Pseudoreferenden, Annexion und Drohungen mit Atomwaffen: Wie wahrscheinlich ist ein Nuklearschlag Russlands und welche Szenarien gibt es? Ein Experte klärt auf.
Nach dem Ende der Scheinreferenden in vier besetzten Gebieten der Ukraine wird eine rasche Annexion durch Russland erwartet: International wird der Schritt massiv kritisiert und als Völkerrechtsbruch gewertet. Doch Wladimir Putin bleibt hart: Sollten anschließend jene "russischen" Gebiete angegriffen werden, droht er mit dem Einsatz aller verfügbarer Waffen, inklusive nuklearer.
Die USA haben auf diese Drohung mit einer Gegendrohung geantwortet: Sollte Russland Nuklearwaffen einsetzen, prophezeiten sie Putin "katastrophale Folgen". Wie wahrscheinlich ist ein atomares Desaster? Heinrich Brauß, Generalleutnant a.D. der Bundeswehr und ehemaliger Beigeordneter Generalsekretär der Nato, meint: Die Lage sei ernst, doch noch habe Russland beruhigenderweise keine Atomwaffen bewegt.
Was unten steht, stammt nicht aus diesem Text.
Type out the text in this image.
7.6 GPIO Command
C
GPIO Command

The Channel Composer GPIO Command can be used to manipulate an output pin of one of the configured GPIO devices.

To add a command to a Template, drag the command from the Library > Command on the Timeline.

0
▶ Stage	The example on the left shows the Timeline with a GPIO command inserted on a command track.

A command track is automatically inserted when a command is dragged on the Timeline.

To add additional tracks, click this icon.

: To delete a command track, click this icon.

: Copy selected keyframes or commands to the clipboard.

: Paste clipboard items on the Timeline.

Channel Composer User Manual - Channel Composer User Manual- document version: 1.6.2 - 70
t-online: Herr Brauß, Putin droht indirekt mit Atomwaffen, sollte russisches Territorium, also auch das wahrscheinlich bald annektierte in der Ukraine, angegriffen werden. Wie nah ist ein Atomschlag?
Heinrich Brauß: Wenn Putin so vorgeht, ist dies ein abgefeimter Trick: Der russische Präsident kehrt die Rollen von Russland und der Ukraine im Krieg einfach willkürlich um. Er definiert implizit die Ukraine als Aggressor und Angreifer – nun – "russischer" Territorien, unterstützt vom "kollektiven Westen". Und Russland wird in dieser Logik plötzlich Verteidiger "seiner" Gebiete.
Putins Ankündigung, dass er im Falle einer Bedrohung der "territorialen Integrität" Russlands "von allen zur Verfügung stehenden Waffensystemen Gebrauch machen" würde, könnte zunächst heißen, dass Russland den Krieg mit konventionellen Mitteln ausweitet.
Wie das?
Etwa mit weitreichenden Flugkörpern und Bombenangriffen aus der Luft auch im Westen der Ukraine, mit massivem Beschuss von Städten, Versorgungseinrichtungen und kritischer Infrastruktur, die für die Lebensfähigkeit der Ukraine als Staat und Volk, aber auch für die Führung der Armee wesentlich ist. Eine weitere Möglichkeit wären chemische oder Nuklearwaffen.
Wie real schätzen Sie die Gefahr eines Atomwaffeneinsatzes ein?
Da muss man fein differenzieren: Putins Drohung muss man ernst nehmen. Aber man darf auch nicht in Panik verfallen, denn darauf zielt Putin ab. Auch wenn einige russische Politiker immer wieder von einem Atomwaffeneinsatz reden, hat Putin selbst bisher nur indirekt gedroht. Er allein bestimmt über einen tatsächlichen Einsatz.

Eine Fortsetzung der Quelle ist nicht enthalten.